Dentre outros aspectos, a aprovação da Emenda Constitucional nº 114/2021 também impactou no aumento do deságio nas vendas e compras de precatórios. O deságio refere-se à depreciação do valor nominal de um título em relação ao seu valor de mercado, o que, no caso dos precatórios, pode ser representado pelos descontos que são aplicados sobre o valor atualizado do precatório, considerando os acréscimos de juros e correção monetária.

Assim, com a vigência da Emenda Constitucional nº 114/2021, e com o receio dos possuidores de precatórios quanto ao recebimento do crédito e o tempo para o seu pagamento, aumentou-se o interesse pela venda de precatórios, o que consequentemente impactou o deságio nesse tipo de transação, tendo em vista a grande oferta dos títulos, garantindo aos potenciais compradores/investidores maior poder de negociação. Ainda, o atraso no pagamento do precatório também impacta no deságio aplicado, sendo certo que os precatórios contemplados na Lei Orçamentária Anual de 2022 em princípio não sofreram tanto deságio comparando-se com aqueles precatórios apesentados a partir de 2023, já sob vigência da Emenda Constitucional nº 114/2021.

Outro impacto é o próprio deságio introduzido pela Emenda Constitucional nº 114/2021 no caso de o credor do precatório optar pelo recebimento do crédito em parcela única até o final do exercício seguinte à sua apresentação, que será de 40% sobre o valor do crédito.

É possível perceber que a situação de aumento do deságio nas transações com precatórios ainda persiste, seja pelas regras então vigentes da Emenda Constitucional nº 114/2021, como também pelo cenário político atual, de transição de governo, que se soma às atuais discussões acerca da reforma fiscal-tributária e uma maior necessidade de arrecadação e retenção de valores pelos entes federativos.

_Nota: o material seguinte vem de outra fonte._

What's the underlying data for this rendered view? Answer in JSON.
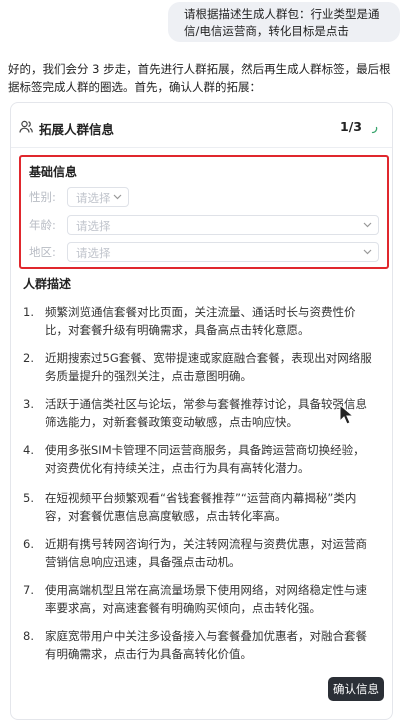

Fato é que, em contrapartida ao “alívio” nas contas públicas, a alteração no regime de pagamento de precatórios exige uma reorganização na lógica dos pagamentos, sem que se descumpra o que está determinado na Constituição da República. As mudanças acabam por movimentar o mercado de precatórios que, antes mais restrito, está mais aquecido, diante das formas alternativas de uso dos precatórios que, em especial, acabam por despertar maior interesse das empresas.

A título de exemplo pode-se citar a previsão de possibilidade de amortização de dívidas tributárias, incluindo juros e multa, mediante precatórios, de modo que uma empresa pode vir a se beneficiar em adquirir precatório de terceiros comprado com deságio, podendo abater sua dívida pelo valor integral do crédito atualizado, o que gera, na prática, um desconto adicional para quitar a dívida com a União. Outra expectativa está na regulamentação e prática de pagamento de outorgas de concessões com precatórios, que pode vir a despertar o interesse de concessionárias de serviços públicos na aquisição desses títulos.